“Making geography history,” “making distance meaningless,” “a hospital in your pocket,” “cost effective, need based healthcare for everyone, anytime, anywhere,” are all hyperbole—fertile imagination working overtime and hype. But is it possible that in my lifetime I may actually see this happen? Improbable, yes. Impossible, no.
According to the Internet and Mobile Association of India, by June 2014 243 million people in India will have internet access, with 75 million of those living in rural India. India will be second only to China in terms internet use. 130 million people in India now access the internet via smart phones. 50% of urban internet users access the internet daily. So is healthcare via a phone possible in an “emerging economy?” Can this be the equivalent of buying a pizza or booking a ticket online?
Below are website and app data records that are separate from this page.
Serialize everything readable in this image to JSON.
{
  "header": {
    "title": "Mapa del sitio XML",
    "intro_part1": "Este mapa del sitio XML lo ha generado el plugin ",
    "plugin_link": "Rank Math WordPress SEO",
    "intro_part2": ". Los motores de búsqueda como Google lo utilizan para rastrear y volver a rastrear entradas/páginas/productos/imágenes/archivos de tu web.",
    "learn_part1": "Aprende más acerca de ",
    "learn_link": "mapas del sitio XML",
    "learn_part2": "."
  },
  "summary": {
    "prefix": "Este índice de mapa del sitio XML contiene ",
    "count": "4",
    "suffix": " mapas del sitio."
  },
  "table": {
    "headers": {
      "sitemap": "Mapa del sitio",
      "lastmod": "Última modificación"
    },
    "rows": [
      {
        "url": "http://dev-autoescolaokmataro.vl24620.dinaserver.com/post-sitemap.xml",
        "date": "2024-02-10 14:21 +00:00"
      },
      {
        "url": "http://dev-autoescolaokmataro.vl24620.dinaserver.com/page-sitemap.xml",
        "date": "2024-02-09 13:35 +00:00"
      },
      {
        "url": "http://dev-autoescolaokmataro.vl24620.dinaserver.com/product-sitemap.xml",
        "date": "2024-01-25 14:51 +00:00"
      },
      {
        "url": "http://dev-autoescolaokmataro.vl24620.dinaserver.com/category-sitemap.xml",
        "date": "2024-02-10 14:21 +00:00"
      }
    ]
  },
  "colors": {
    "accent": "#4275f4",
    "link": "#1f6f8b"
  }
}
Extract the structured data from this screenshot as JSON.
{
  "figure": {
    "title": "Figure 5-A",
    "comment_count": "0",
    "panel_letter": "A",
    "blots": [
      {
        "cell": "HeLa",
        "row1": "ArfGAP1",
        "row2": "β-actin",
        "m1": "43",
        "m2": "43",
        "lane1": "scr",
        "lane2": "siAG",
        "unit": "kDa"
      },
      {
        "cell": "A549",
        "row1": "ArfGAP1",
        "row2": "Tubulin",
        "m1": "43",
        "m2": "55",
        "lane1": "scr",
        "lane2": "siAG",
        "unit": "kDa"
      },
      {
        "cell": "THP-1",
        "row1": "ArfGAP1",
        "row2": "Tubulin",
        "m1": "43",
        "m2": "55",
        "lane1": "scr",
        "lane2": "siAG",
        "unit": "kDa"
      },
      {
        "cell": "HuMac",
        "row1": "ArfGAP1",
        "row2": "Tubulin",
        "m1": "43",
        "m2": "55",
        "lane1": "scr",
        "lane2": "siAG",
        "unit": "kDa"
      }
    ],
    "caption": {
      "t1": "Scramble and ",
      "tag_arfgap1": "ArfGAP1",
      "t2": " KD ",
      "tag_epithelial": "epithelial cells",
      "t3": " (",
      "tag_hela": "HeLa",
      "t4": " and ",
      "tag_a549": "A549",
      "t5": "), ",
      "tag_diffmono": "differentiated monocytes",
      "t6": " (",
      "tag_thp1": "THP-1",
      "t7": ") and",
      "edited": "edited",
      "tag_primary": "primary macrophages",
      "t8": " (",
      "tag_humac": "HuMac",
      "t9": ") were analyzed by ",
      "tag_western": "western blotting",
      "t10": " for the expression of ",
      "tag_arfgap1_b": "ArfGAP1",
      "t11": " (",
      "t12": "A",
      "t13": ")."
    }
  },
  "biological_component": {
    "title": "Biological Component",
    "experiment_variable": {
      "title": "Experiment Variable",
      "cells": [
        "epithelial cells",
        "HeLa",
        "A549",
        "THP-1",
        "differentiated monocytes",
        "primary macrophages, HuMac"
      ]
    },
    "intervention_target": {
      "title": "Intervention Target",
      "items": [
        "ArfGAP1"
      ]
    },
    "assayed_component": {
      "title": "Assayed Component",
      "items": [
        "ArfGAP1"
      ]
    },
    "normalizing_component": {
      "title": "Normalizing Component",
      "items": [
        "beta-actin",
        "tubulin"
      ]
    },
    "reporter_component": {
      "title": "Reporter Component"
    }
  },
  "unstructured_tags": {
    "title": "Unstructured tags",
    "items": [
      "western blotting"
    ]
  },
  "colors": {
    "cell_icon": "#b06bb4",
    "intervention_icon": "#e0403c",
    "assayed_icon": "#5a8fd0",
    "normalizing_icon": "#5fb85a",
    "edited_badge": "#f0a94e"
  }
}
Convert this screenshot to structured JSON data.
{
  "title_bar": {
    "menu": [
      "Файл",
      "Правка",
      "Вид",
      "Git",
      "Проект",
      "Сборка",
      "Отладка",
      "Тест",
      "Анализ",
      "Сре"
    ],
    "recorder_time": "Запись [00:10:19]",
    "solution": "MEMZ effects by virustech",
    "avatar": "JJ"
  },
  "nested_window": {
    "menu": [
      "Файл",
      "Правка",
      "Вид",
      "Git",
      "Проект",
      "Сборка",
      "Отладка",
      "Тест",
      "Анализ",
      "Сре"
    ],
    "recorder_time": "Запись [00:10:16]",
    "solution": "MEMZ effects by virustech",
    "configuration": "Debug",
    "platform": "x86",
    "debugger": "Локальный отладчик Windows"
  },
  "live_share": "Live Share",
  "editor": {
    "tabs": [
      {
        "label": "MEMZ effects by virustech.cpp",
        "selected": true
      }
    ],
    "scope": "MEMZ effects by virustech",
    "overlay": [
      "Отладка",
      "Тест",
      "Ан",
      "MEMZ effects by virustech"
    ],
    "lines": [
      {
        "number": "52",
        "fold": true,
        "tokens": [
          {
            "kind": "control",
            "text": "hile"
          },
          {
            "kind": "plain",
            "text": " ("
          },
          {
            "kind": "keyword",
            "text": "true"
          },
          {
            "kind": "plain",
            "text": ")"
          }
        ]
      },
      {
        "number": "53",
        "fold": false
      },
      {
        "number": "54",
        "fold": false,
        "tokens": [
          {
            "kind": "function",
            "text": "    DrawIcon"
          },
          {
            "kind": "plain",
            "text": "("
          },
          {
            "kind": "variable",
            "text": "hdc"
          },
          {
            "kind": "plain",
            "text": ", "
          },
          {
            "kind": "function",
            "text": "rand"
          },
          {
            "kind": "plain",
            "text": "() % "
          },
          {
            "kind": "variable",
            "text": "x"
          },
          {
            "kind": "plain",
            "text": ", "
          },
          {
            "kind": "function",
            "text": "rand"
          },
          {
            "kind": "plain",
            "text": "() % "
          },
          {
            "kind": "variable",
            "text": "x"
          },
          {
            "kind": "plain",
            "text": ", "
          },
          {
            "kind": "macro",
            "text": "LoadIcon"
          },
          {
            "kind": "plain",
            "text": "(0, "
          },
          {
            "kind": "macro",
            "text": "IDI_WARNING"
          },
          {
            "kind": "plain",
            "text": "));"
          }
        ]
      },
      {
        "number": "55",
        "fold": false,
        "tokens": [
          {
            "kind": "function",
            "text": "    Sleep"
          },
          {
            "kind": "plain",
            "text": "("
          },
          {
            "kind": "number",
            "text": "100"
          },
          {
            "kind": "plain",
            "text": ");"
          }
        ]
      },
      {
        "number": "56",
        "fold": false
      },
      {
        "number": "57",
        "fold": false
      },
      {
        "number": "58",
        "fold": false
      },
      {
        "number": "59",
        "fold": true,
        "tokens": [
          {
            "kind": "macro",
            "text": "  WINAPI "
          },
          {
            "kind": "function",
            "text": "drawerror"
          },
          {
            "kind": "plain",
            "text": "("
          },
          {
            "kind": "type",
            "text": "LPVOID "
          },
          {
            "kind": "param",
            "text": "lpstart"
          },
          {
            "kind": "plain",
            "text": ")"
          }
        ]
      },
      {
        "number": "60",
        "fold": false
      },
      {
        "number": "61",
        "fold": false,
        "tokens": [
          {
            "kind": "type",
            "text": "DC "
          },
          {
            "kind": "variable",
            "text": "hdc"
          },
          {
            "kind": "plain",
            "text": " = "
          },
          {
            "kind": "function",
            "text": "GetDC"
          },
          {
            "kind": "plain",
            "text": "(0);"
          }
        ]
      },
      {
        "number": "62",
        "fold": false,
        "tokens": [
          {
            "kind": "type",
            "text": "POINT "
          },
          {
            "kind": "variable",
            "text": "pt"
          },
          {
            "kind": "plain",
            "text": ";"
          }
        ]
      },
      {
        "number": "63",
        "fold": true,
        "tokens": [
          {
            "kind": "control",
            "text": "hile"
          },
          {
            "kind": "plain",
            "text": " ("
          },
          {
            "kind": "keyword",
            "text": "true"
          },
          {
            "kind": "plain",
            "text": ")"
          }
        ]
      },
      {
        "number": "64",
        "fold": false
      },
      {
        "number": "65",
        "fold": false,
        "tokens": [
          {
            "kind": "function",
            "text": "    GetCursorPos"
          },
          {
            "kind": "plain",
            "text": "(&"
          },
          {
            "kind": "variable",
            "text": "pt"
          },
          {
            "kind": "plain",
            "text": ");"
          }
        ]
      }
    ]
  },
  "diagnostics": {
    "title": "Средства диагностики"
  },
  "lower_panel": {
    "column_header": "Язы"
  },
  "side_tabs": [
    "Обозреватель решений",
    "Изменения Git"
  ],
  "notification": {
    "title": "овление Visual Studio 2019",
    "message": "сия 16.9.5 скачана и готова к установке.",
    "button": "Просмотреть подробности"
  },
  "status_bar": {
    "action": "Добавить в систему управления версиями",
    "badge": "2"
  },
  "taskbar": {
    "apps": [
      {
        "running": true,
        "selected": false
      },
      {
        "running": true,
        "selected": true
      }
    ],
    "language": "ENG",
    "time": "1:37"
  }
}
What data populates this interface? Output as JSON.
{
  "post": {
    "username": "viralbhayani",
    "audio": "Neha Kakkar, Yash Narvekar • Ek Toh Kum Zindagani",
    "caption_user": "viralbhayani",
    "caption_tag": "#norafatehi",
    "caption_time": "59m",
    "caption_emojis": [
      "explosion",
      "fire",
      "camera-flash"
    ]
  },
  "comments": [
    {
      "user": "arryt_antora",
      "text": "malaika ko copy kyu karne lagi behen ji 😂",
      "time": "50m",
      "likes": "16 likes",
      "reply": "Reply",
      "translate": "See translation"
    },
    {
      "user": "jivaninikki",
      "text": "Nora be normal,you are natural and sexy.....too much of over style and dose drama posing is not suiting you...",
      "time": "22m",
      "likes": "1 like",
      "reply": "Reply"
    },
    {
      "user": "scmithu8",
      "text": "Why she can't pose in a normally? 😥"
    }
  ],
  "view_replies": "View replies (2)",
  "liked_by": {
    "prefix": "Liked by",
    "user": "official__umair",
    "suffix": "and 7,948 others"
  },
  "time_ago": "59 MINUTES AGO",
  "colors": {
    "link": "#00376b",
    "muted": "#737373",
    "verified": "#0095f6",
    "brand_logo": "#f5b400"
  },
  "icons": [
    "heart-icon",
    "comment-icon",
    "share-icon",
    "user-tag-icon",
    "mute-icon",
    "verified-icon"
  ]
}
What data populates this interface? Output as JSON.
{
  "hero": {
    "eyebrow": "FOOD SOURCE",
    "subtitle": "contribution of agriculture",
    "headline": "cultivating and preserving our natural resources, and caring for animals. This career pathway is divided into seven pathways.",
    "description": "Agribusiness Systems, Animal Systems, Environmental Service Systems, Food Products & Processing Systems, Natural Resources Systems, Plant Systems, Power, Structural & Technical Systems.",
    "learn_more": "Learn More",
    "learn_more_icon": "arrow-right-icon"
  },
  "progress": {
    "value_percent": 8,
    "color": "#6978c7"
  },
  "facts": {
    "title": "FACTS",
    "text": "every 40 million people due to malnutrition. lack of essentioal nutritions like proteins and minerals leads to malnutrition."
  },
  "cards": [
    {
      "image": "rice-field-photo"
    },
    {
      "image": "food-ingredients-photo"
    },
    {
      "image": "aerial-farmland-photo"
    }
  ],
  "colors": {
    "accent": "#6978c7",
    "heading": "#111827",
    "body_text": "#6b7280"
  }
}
Encounters between doctors and patients have always been face to face. I had serious concerns about whether India was ready to receive healthcare via a phone. From October 2012 to April 2013, 1866 individuals from five states were interviewed, 31% from rural areas. 22% from rural areas had smart phones (46% in urban). Surprisingly 48% in rural India and 72% in urban areas had heard of mobile health (mHealth). I would love to do a similar study in the UK or the US.
Perhaps it will clearly show that we are no longer following the West, not even piggy backing, but just leap frogging. In 2011, when I carried out a smaller study at a world renowned temple of technology in Chennai, the awareness of mHealth was dismally low.
The most reassuring finding now was that 55% of respondents (urban and rural) showed a very strong intent to use mobile phones for healthcare, if available. Mobile network operators in India should wake up to this. Their role in this will be much more than offering mobile TV—Tendulkar not withstanding.